Title: Burning Bright
Author: Melissa McShane
Published by: Curiosity Quills Press
My rating: 3 out of 5 stars
Where I got the book: Purchased
Content Warning: Death, manipulative parents, sexual harassment
“In 1812, Elinor Pembroke wakes to find her bedchamber in flames—and extinguishes them with a thought. At 21, she is old to manifest magical talent, but the evidence is unmistakable: she not only has the ability to start fires, but the far more powerful ability to control and extinguish them. She is an Extraordinary, and the only one in England capable of wielding fire in over one hundred years.
As an Extraordinary, she is respected and feared, but to her father, she represents power and prestige for himself. Mr. Pembroke, having spent his life studying magic, is determined to control Elinor and her talent by forcing her to marry where he chooses, a marriage that will produce even more powerful offspring. Trapped between the choices of a loveless marriage or living penniless and dependent on her parents, Elinor takes a third path: she defies tradition and society to join the Royal Navy.
Assigned to serve under Captain Miles Ramsay aboard the frigate Athena, she turns her fiery talent on England’s enemies, French privateers and vicious pirates preying on English ships in the Caribbean. At first feared by her shipmates, a growing number of victories make her truly part of Athena’s crew and bring her joy in her fire. But as her power grows and changes in unexpected ways, Elinor’s ability to control it is challenged. She may have the power to destroy her enemies utterly—but could it be at the cost of her own life?” (Source)
I’d picked this one up a while ago and had forgotten about it, but after reading a review for it on reddit, I would up reading it in a day. Burning Bright is a fun, light read that’s action-packed with adventure.
I really enjoyed this book, it’s delightful. It’s the usual fantasy of manners but with a twist. Young woman in wealthy family goes to London to find a husband. Only she’s an extraordinary scorcher and instead runs away to join the navy and fight pirates in the Caribbean with her magic. I particularly loved how the tone of fantasy of manners continued ever after they went to sea, as a young woman with only her reputation had a lot to lose while living on a navy ship with hundreds of men who share a different class status than her. If you’re looking for a historical fantasy with all the manners and romance of the Napoleonic era, but also packed with the action of fighting pirates and setting ships on fire, then this book is for you.
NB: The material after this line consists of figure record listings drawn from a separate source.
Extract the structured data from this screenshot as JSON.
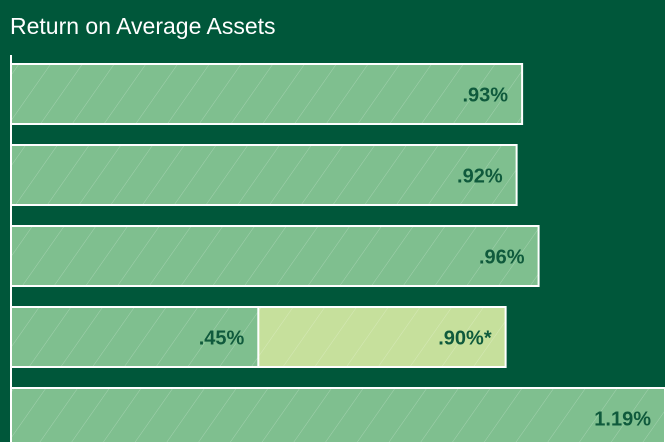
{
  "chart_data": {
    "type": "bar",
    "orientation": "horizontal",
    "title": "Return on Average Assets",
    "categories": [
      null,
      null,
      null,
      null,
      null
    ],
    "xlim": [
      0,
      1.19
    ],
    "background": "#00573a",
    "hatch": true,
    "series": [
      {
        "color": "#7fbf8f",
        "values": [
          0.93,
          0.92,
          0.96,
          0.45,
          1.19
        ],
        "value_labels": [
          ".93%",
          ".92%",
          ".96%",
          ".45%",
          "1.19%"
        ]
      },
      {
        "color": "#c6e09c",
        "values": [
          null,
          null,
          null,
          0.9,
          null
        ],
        "value_labels": [
          null,
          null,
          null,
          ".90%*",
          null
        ]
      }
    ]
  }
}
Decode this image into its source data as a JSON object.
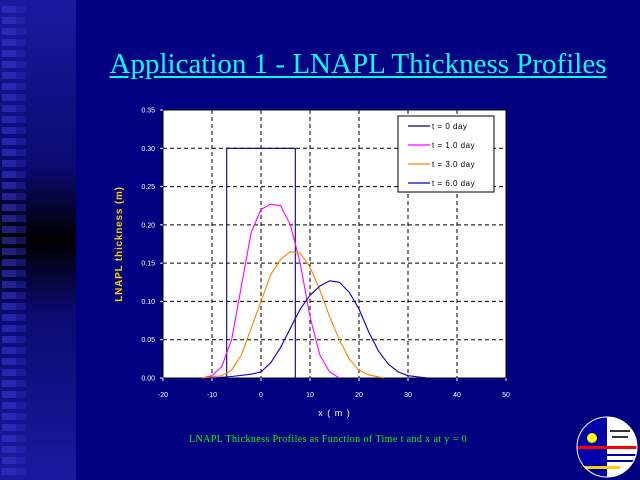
{
  "slide": {
    "title": "Application 1 - LNAPL Thickness Profiles",
    "caption": "LNAPL Thickness Profiles as Function of Time t and x at y = 0"
  },
  "colors": {
    "background": "#000080",
    "title": "#00ffff",
    "caption": "#00ff00",
    "ylabel": "#ffcc00",
    "plot_bg": "#ffffff"
  },
  "chart_data": {
    "type": "line",
    "title": "",
    "xlabel": "x ( m )",
    "ylabel": "LNAPL thickness (m)",
    "xlim": [
      -20,
      50
    ],
    "ylim": [
      0,
      0.35
    ],
    "xticks": [
      "-20",
      "-10",
      "0",
      "10",
      "20",
      "30",
      "40",
      "50"
    ],
    "yticks": [
      "0.00",
      "0.05",
      "0.10",
      "0.15",
      "0.20",
      "0.25",
      "0.30",
      "0.35"
    ],
    "grid": true,
    "legend_position": "top-right",
    "series": [
      {
        "name": "t = 0 day",
        "color": "#000080",
        "points": [
          [
            -7,
            0
          ],
          [
            -7,
            0.3
          ],
          [
            7,
            0.3
          ],
          [
            7,
            0
          ]
        ]
      },
      {
        "name": "t = 1.0 day",
        "color": "#ff00ff",
        "points": [
          [
            -12,
            0
          ],
          [
            -10,
            0.003
          ],
          [
            -8,
            0.015
          ],
          [
            -6,
            0.05
          ],
          [
            -4,
            0.12
          ],
          [
            -2,
            0.19
          ],
          [
            0,
            0.22
          ],
          [
            2,
            0.227
          ],
          [
            4,
            0.225
          ],
          [
            6,
            0.2
          ],
          [
            8,
            0.15
          ],
          [
            10,
            0.08
          ],
          [
            12,
            0.03
          ],
          [
            14,
            0.008
          ],
          [
            16,
            0
          ]
        ]
      },
      {
        "name": "t = 3.0 day",
        "color": "#ff8000",
        "points": [
          [
            -12,
            0
          ],
          [
            -8,
            0.003
          ],
          [
            -6,
            0.01
          ],
          [
            -4,
            0.03
          ],
          [
            -2,
            0.065
          ],
          [
            0,
            0.1
          ],
          [
            2,
            0.135
          ],
          [
            4,
            0.155
          ],
          [
            6,
            0.165
          ],
          [
            8,
            0.163
          ],
          [
            10,
            0.145
          ],
          [
            12,
            0.115
          ],
          [
            14,
            0.08
          ],
          [
            16,
            0.05
          ],
          [
            18,
            0.025
          ],
          [
            20,
            0.01
          ],
          [
            22,
            0.004
          ],
          [
            25,
            0
          ]
        ]
      },
      {
        "name": "t = 6.0 day",
        "color": "#0000cc",
        "points": [
          [
            -10,
            0
          ],
          [
            -6,
            0.002
          ],
          [
            -2,
            0.005
          ],
          [
            0,
            0.008
          ],
          [
            2,
            0.02
          ],
          [
            4,
            0.04
          ],
          [
            6,
            0.065
          ],
          [
            8,
            0.09
          ],
          [
            10,
            0.108
          ],
          [
            12,
            0.12
          ],
          [
            14,
            0.127
          ],
          [
            16,
            0.125
          ],
          [
            18,
            0.112
          ],
          [
            20,
            0.09
          ],
          [
            22,
            0.06
          ],
          [
            24,
            0.035
          ],
          [
            26,
            0.018
          ],
          [
            28,
            0.008
          ],
          [
            30,
            0.003
          ],
          [
            34,
            0
          ]
        ]
      }
    ]
  }
}
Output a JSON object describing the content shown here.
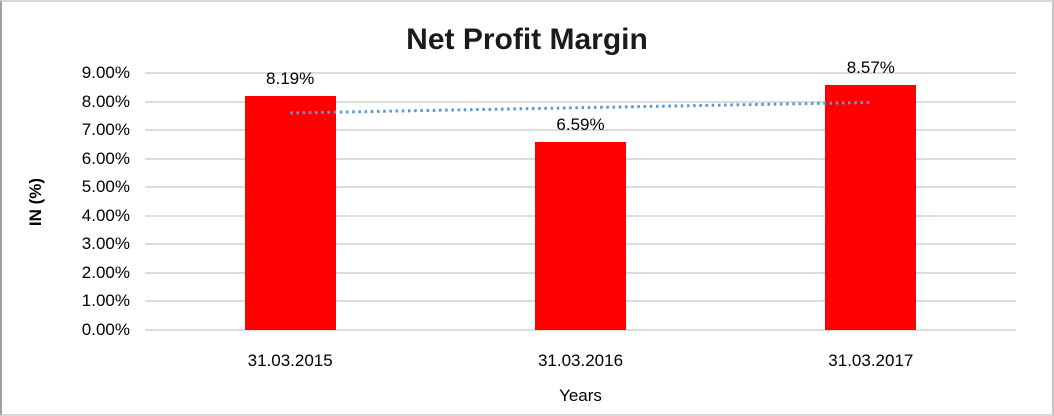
{
  "chart": {
    "title": "Net Profit Margin",
    "y_axis_title": "IN (%)",
    "x_axis_title": "Years"
  },
  "chart_data": {
    "type": "bar",
    "title": "Net Profit Margin",
    "categories": [
      "31.03.2015",
      "31.03.2016",
      "31.03.2017"
    ],
    "values": [
      8.19,
      6.59,
      8.57
    ],
    "data_labels": [
      "8.19%",
      "6.59%",
      "8.57%"
    ],
    "xlabel": "Years",
    "ylabel": "IN (%)",
    "ylim": [
      0,
      9
    ],
    "y_tick_step": 1,
    "y_tick_labels": [
      "0.00%",
      "1.00%",
      "2.00%",
      "3.00%",
      "4.00%",
      "5.00%",
      "6.00%",
      "7.00%",
      "8.00%",
      "9.00%"
    ],
    "grid": true,
    "legend": "none",
    "bar_color": "#ff0000",
    "trendline": {
      "type": "linear",
      "style": "dotted",
      "color": "#5b9bd5",
      "start_value": 7.6,
      "end_value": 7.97
    }
  }
}
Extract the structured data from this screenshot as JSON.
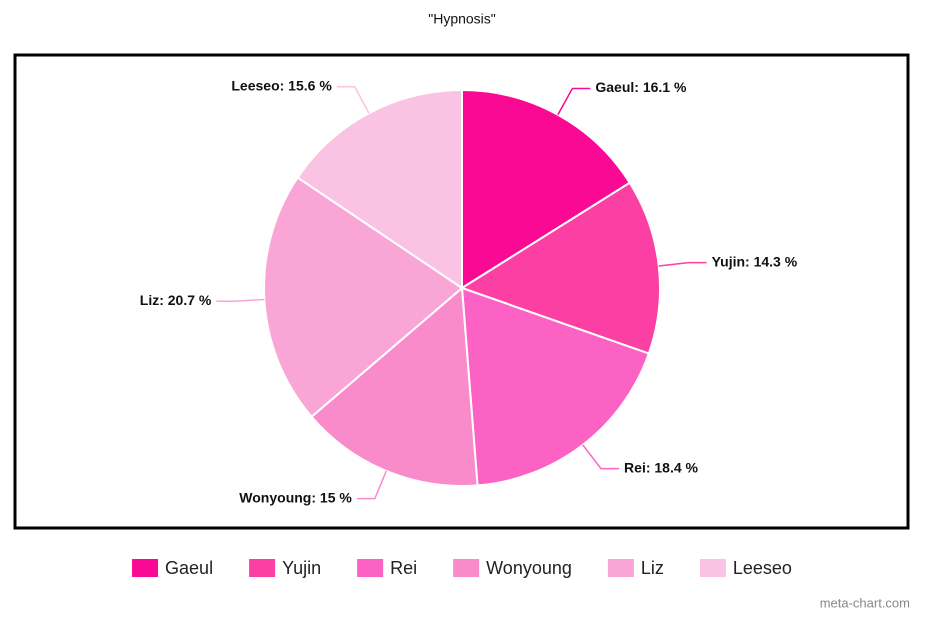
{
  "chart_data": {
    "type": "pie",
    "title": "\"Hypnosis\"",
    "categories": [
      "Gaeul",
      "Yujin",
      "Rei",
      "Wonyoung",
      "Liz",
      "Leeseo"
    ],
    "values": [
      16.1,
      14.3,
      18.4,
      15,
      20.7,
      15.6
    ],
    "value_labels": [
      "Gaeul: 16.1 %",
      "Yujin: 14.3 %",
      "Rei: 18.4 %",
      "Wonyoung: 15 %",
      "Liz: 20.7 %",
      "Leeseo: 15.6 %"
    ],
    "colors": [
      "#fa0a94",
      "#fb3fa3",
      "#fb62c4",
      "#f98bcb",
      "#f9a6d6",
      "#fbc3e3"
    ],
    "legend": "bottom",
    "watermark": "meta-chart.com"
  }
}
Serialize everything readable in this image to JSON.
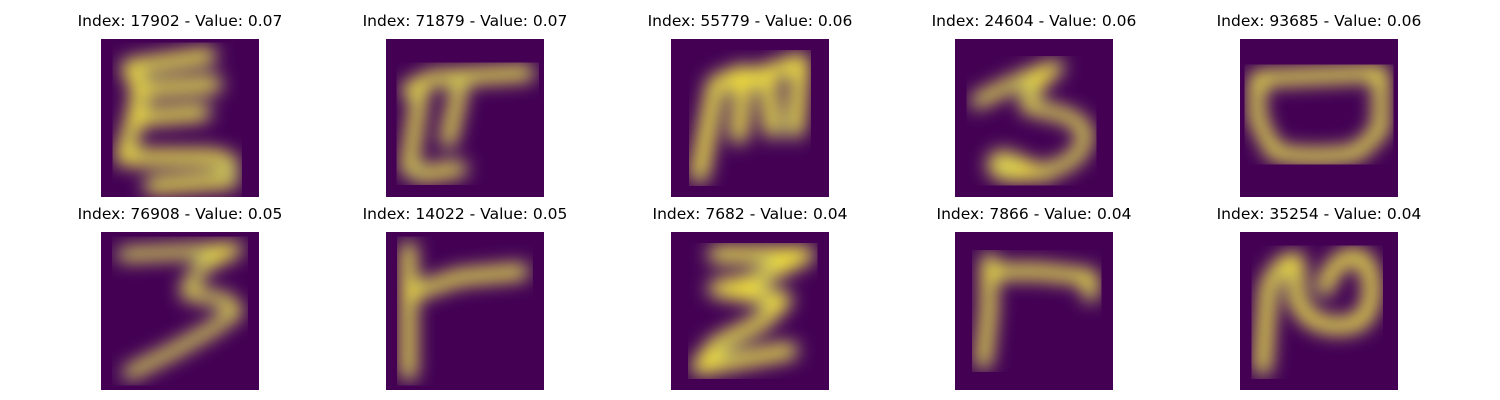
{
  "colors": {
    "background": "#440154",
    "stroke_mid": "#21918c",
    "stroke_edge": "#3b528b",
    "stroke_high": "#fde725"
  },
  "panels": [
    {
      "title": "Index: 17902 - Value: 0.07",
      "glyph": "handwritten E-like character"
    },
    {
      "title": "Index: 71879 - Value: 0.07",
      "glyph": "handwritten T-like character"
    },
    {
      "title": "Index: 55779 - Value: 0.06",
      "glyph": "handwritten M-like character"
    },
    {
      "title": "Index: 24604 - Value: 0.06",
      "glyph": "handwritten 3-like character"
    },
    {
      "title": "Index: 93685 - Value: 0.06",
      "glyph": "handwritten U-like character"
    },
    {
      "title": "Index: 76908 - Value: 0.05",
      "glyph": "handwritten 3-like character"
    },
    {
      "title": "Index: 14022 - Value: 0.05",
      "glyph": "handwritten T-like character"
    },
    {
      "title": "Index: 7682 - Value: 0.04",
      "glyph": "handwritten 3-like character"
    },
    {
      "title": "Index: 7866 - Value: 0.04",
      "glyph": "handwritten r-like character"
    },
    {
      "title": "Index: 35254 - Value: 0.04",
      "glyph": "handwritten N-like character"
    }
  ]
}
My main problem with the book is that none of the characters really engaged with British colonialism in the Caribbean beyond a “we’re here to do our duty”. I’m not even sure it was explained why the British were in the Caribbean in the first place, but just expected to be understood. Sure, fighting pirates is important if you want to keep your empire together, but European colonization of the Caribbean was not a happy time in colonial history. The plantations on the islands were brutal places to live and work and none of this is addressed in the book or even mentioned. The Napoleonic era is around the end timeframe of slave uprisings across the islands that had been happening for about 200 years already.
There are people of colour mentioned in the book but they’re slaves in the British navy buildings and are not given names or any relevance to the plot other than serving as background dressing for the scene. Elinor was such a cool character that was very much against the injustice of being married against her will that I was hoping she’d have a more intersectional approach to her understanding of the world. But I unfortunately found the book lacking in that regard. Since this is the first book in what appears to be an eight book series, I’m hoping maybe this subject will be something the author will explore in the future. The history of the British Empire has never been solely white and I’m hoping that women of colour will be featured later in this series as protagonists, not merely side and background characters.